A giant glass quilt and community benches formed by blacksmiths are among the projects.

Work under way on a glass quilt
Work under way on a glass quilt

Many of Ireland’s craftspeople and makers are bringing their talents into homes and communities across the country as part of a nationwide campaign.

A giant glass quilt “sewn together” by makers across the country, community benches forged by blacksmiths and online workshops for children and adults are among some of the creative projects.

One of the leaders of the glass quilt project, Denmark-based Irish glass artist Aoife Soden, said it will be comprised of individual glass art pieces that will be “knitted” or attached into a large framework.

Up to 30 members of the Glass Society Of Ireland are involved in the creation of the unique art installation.

The quilt is made of glass (Wildbird Studio/PA)
The quilt is made of glass (Wildbird Studio/PA)

The theme of the unique installation is A Breath Of Fresh Air.

“We wanted to choose a theme that is very broad based and which encapsulated what a lot of different people living in different parts of the county or the world are currently experiencing during lockdown,” Ms Soden said.

“The idea of A Breath Of Fresh Air can be interpreted very literally or in a more abstract way.

“It can relate to the distance people have to their families and loved ones, the emotional experience of living in isolation, what individuals see or feel while exploring their limited area or perhaps new experiences they have enjoyed or found challenging during this period.

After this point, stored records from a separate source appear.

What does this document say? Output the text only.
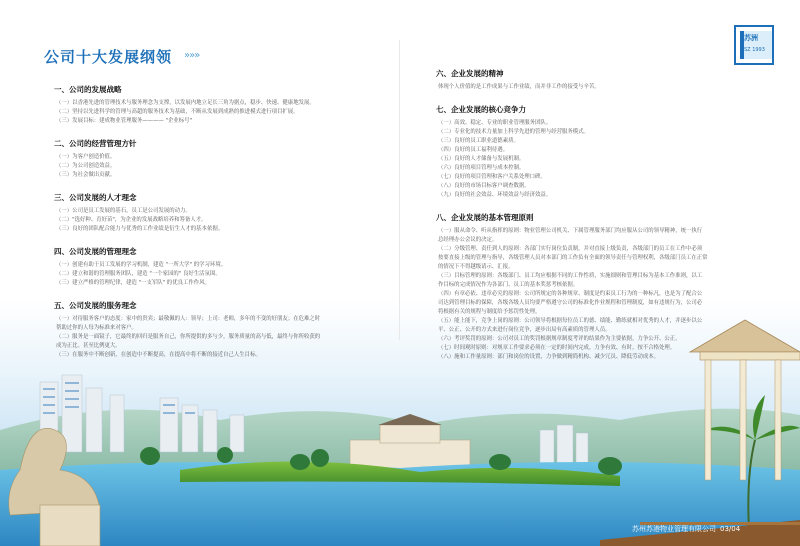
公司十大发展纲领 »»»
苏洲
SZ 1993
一、公司的发展战略
（一）以香港先进的管理技术与服务理念为支撑，以发展内地立足长三角为据点，稳步、快速、健康地发展。
（二）坚持以先进科学的管理与高超的服务技术为基础，不断从发展到成熟的推进模式进行项目扩展。
（三）发展目标：建成物业管理服务———— "企业标号"
二、公司的经营管理方针
（一）为客户创造价值。
（二）为公司创造效益。
（三）为社会做出贡献。
三、公司发展的人才理念
（一）公司是员工发展的基石，员工是公司发展的动力。
（二）"选好种、育好苗"，为企业的发展战略培养和筹备人才。
（三）良好的团队配合能力与优秀的工作业绩是衍生人才的基本依据。
四、公司发展的管理理念
（一）创建有助于员工发展的学习机制，建造 "一所大学" 的学习环境。
（二）建立和谐的管理服务团队，建造 "一个家园的" 良好生活氛围。
（三）建立严格的管理纪律，建造 "一支军队" 的优良工作作风。
五、公司发展的服务理念
（一）对待服务客户的态度：家中的贵宾；最敬佩的人：领导；上司：老师，多年的不变的好朋友；在危难之时
帮助过你的人每为标准来对客户。
（二）服务是一面镜子，它最终的回归是服务自己，你所提供的多与少，服务质量的高与低，最终与你所收获的
成为正比。甚至比例更大。
（三）在服务中不断创新，在创造中不断提高，在提高中将不断的接近自己人生目标。
六、企业发展的精神
体现个人价值的是工作成果与工作业绩，而并非工作的接受与辛苦。
七、企业发展的核心竞争力
（一）高效、稳定、专业的职业管理服务团队。
（二）专业化的技术力量加上科学先进的管理与经营服务模式。
（三）良好的员工职业道德素质。
（四）良好的员工福利待遇。
（五）良好的人才储备与发展机制。
（六）良好的项目管理与成本控制。
（七）良好的项目管理和客户关系处理口碑。
（八）良好的市场目标客户调查数据。
（九）良好的社会效益、环境效益与经济效益。
八、企业发展的基本管理原则
（一）服从命令、听从指挥的原则：物业管理公司机关、下属管理服务部门均应服从公司的领导精神，统一执行
总经理办公会议的决定。
（二）分级管理、责任到人的原则：各部门实行岗位负责制，并对直接上级负责，各级部门的员工在工作中必须
按要直接上级的管理与指导，各级管理人员对本部门的工作负有全面的领导责任与管理权利，各级部门员工在正常
的情况下不得越级请示、汇报。
（三）目标管理的原则：各级部门、员工均应根据不同的工作性质，实施细则和管理目标为基本工作准则，以工
作目标的完成情况作为各部门、员工的基本奖惩考核依据。
（四）有章必依、违章必究的原则：公司所规定的各种规章、制度是约束员工行为的一种标凡，也是为了配合公
司达到管理目标的保障，各级各级人员均要严格遵守公司的标准化作业规程和管理制度，如有违规行为，公司必
将根据有关的规程与制度给予惩罚性处理。
（五）能上能下，竞争上岗的原则：公司领导将根据每位员工的德、绩能、勤练就相对优秀的人才，并逐步以公
平、公正、公开的方式来进行岗位竞争，逐步出局有高素质的管理人员。
（六）考评奖罚的原则：公司对员工的奖罚根据规章制度考评的结果作为主要依据，力争公开、公正。
（七）时间观时原则：对规章工作要求必须在一定的时间内完成，力争有效、有时，按不合格处理。
（八）施和工作量原则：部门和岗位的设置，力争做到精简机构、减少冗员、降低劳动成本。
苏州苏港物业管理有限公司 03/04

“This is a unique time in our lives.

“With lockdown and restrictions, a lot of people are using the time to explore their surroundings and to see and experience things they may not have noticed before.”

The work will then be displayed once it has been completed.

Crafters at work (Dylan Vaughan/PA)
Crafters at work (Dylan Vaughan/PA)

The project is the part of Slaintecare-funded collaboration between the Design and Crafts Council Ireland (DCCI) and Healthy Ireland.

The projects include online workshops, run by the Irish Patchwork Society, to teach people patchwork and quilting while members of the Irish Artist Blacksmiths Association are coming together to forge a bench that will be donated to a residential care unit.

Feltmakers Ireland are hosting a series of three online tutorials to members of the public, with participants contributing to a stained glass inspired felt piece to submit to the Evie And Us exhibition.

Cork Textiles Network are running a series of online stitch-based workshops, while the Quilters Guild Of Ireland is working with quilters to make quilts to benefit projects that support women and promote mental health.

The arts projects help alleviate the restrictions of lockdown (Dylan Vaughn/PA)
The arts projects help alleviate the restrictions of lockdown (Dylan Vaughn/PA)

DCCI chief executive Rosemary Steen said: “The Keep Well campaign is all about helping individuals and communities to stay healthy and well.

“Now more than ever, it’s important for your wellbeing to find new ideas that connect with your creative side and bring your imagination to life.

“Through our various programmes, we understand first-hand the impact that creativity through craft and design has on the overall wellbeing of citizens in our communities both at local and national level.

“The Keep Well campaign helps us to provide vital opportunities for public engagement with DCCI Members and Membership organisations through education and outreach.”